Welche Aufgaben hat die philosophische Erkenntnistheorie?
Welche Fragen werden von ihr gestellt (bzw. sollten
gestellt werden)? Mit welchen Methoden werden sie beantwortet (bzw. sollten sie
beantwortet werden)? Was für Konsequenzen ergeben sich aus ihren Ergebnissen?
Erkenntnistheorie ist vom Namen her erstmal eine Theorie
über die Erkenntnis.
Was ist aber mit "Erkenntnis" gemeint? Die Tätigkeit des
Erkennens? Oder die gefundenen Ergebnisse? Sind nur die richtigen Ergebnisse "Erkenntnis"? Welcher Art sind die Erkenntnisse? Ist z. B. die Beantwortung einer
moralischen Frage auch eine Erkenntnis?
Wenn als zu erkennende Objekte nur tatsächlich existierende
Sachverhalte in Frage kommen, dann hat man bereits eine wichtige Vorentscheidung
getroffen. "Erkenntnis" kann es dann nur über die tatsächliche Beschaffenheit
der Welt geben.
Demnach würden Wissenschaften wie Mathematik, Logik,
normative Ethik, allgemeine Systemtheorie, Kybernetik oder die Theorien, die
ideale Modelle untersuchen, keine Erkenntnisse liefern, denn ihre Resultate sind
keine Aussagen über die Beschaffenheit der Welt - und Adam und Eva haben im
Paradies nicht vom "Baum der Erkenntnis" des Guten und des Bösen
gegessen.
Ist mit "Theorie" jede Art von Theorie gemeint? Wie grenzt
sich dann die philosophische Erkenntnistheorie von psychologischen Theorien über
Wahrnehmung, Denken und Erkennen ab? Stellt sie andere Fragen? Bedient sie sich
anderer Forschungsmethoden?
Ich definiere die Tätigkeit des Erkennens vorläufig als
"das Bemühen um die richtige Beantwortung von (bisher offenen) Fragen".

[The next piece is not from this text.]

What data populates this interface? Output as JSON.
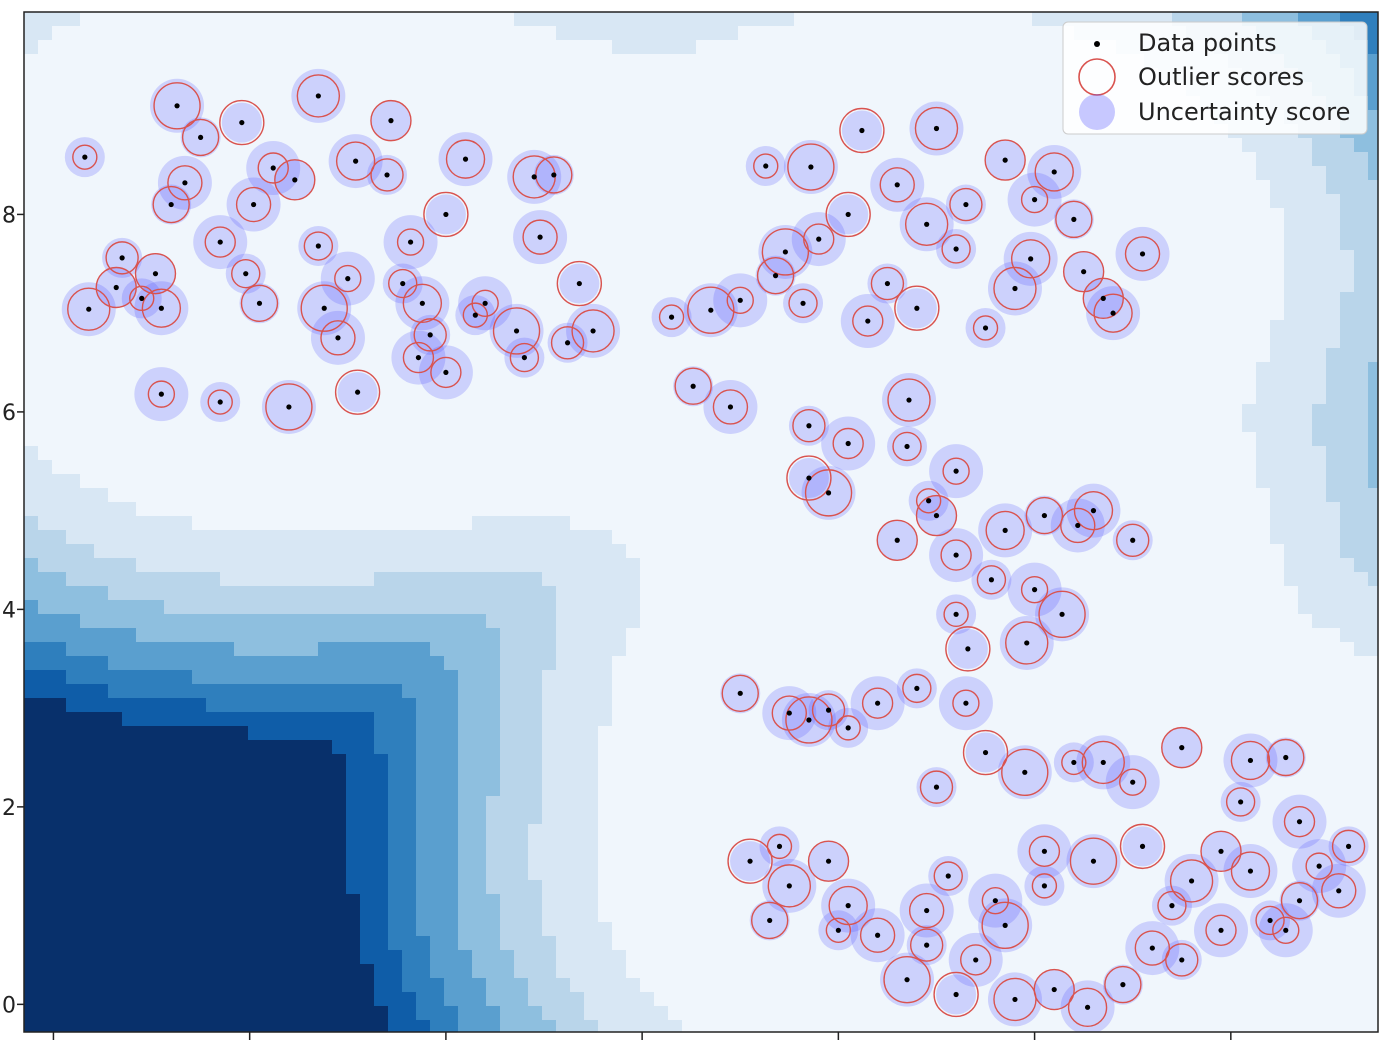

Diese vorläufige Definition ist sehr weit gefasst. Danach
ist z. B. auch das Bemühen um die unbekannte Handynummer einer Person eine
"Erkenntnistätigkeit". Ebenso die Beantwortung einer moralischen oder
juristischen Frage.
Ein Subjekt besitzt insofern die Fähigkeit des Erkennens,
als es sich (selbstständig) und nicht ohne Erfolg um die richtige Beantwortung
von Fragen bemüht. "Erkenntnisse" (auch im Plural) wären dann "Antworten (oder
allgemein Aussagen), die richtig sind".
Die falsche Handynummer wäre demnach nur eine "vermeintliche Erkenntnis", und eine unbestätigte Handynummer nur eine "vorläufige Erkenntnis".
Man muss nicht unbedingt zu einer einheitlichen Terminologie hinsichtlich "Erkenntnis" etc. kommen. Wir müssen nur dafür sorgen, dass wir uns gegenseitig
verstehen und dass die verschiedenen Terminologien ineinander übersetzbar sind.

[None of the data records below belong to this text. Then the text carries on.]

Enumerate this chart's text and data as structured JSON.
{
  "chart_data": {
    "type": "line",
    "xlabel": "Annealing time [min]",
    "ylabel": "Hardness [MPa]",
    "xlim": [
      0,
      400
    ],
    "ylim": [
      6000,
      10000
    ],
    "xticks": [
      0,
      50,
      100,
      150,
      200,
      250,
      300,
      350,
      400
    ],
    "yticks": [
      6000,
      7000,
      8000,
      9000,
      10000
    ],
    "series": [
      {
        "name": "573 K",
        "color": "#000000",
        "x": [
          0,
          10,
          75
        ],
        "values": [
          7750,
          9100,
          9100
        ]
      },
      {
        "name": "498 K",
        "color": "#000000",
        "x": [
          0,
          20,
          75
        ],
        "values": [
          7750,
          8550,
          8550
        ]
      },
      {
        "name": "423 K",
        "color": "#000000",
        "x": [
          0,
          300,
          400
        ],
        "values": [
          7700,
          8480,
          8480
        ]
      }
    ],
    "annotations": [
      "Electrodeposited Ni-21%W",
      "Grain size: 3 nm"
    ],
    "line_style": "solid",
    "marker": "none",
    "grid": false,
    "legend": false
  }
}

Wenn jemand die Aktivität, die für die Beantwortung
normativer Fragen ("Wie soll man in bestimmten Situationen handeln?")

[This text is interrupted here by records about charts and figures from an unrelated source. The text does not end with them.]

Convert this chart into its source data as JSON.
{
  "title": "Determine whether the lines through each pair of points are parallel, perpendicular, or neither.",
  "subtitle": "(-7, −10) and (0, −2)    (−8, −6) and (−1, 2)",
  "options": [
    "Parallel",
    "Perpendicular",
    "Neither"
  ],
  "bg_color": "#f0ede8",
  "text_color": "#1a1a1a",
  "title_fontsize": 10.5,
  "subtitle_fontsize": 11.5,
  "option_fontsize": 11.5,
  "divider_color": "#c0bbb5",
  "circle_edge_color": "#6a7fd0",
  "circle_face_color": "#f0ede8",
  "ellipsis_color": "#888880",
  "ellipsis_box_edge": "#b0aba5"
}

erforderlich ist, nicht als "Erkenntnis" bezeichnen möchte, so mag er das tun.
Wir müssen nur im Hinterkopf behalten, dass "Erkenntnis" für ihn das ist, was
für andere "positive Erkenntnis" ist.
Ein Streit um Worte bringt hier – wie auch anderswo –
keinen Erkenntnisfortschritt.
Verschiedene Arten von Erkenntnissen
Nach der obigen Definition von Erkenntnis scheint es
notwendig, zwischen positiver bzw. empirischer Erkenntnis" und "normativer bzw.
präskriptiver Erkenntnis" zu unterscheiden.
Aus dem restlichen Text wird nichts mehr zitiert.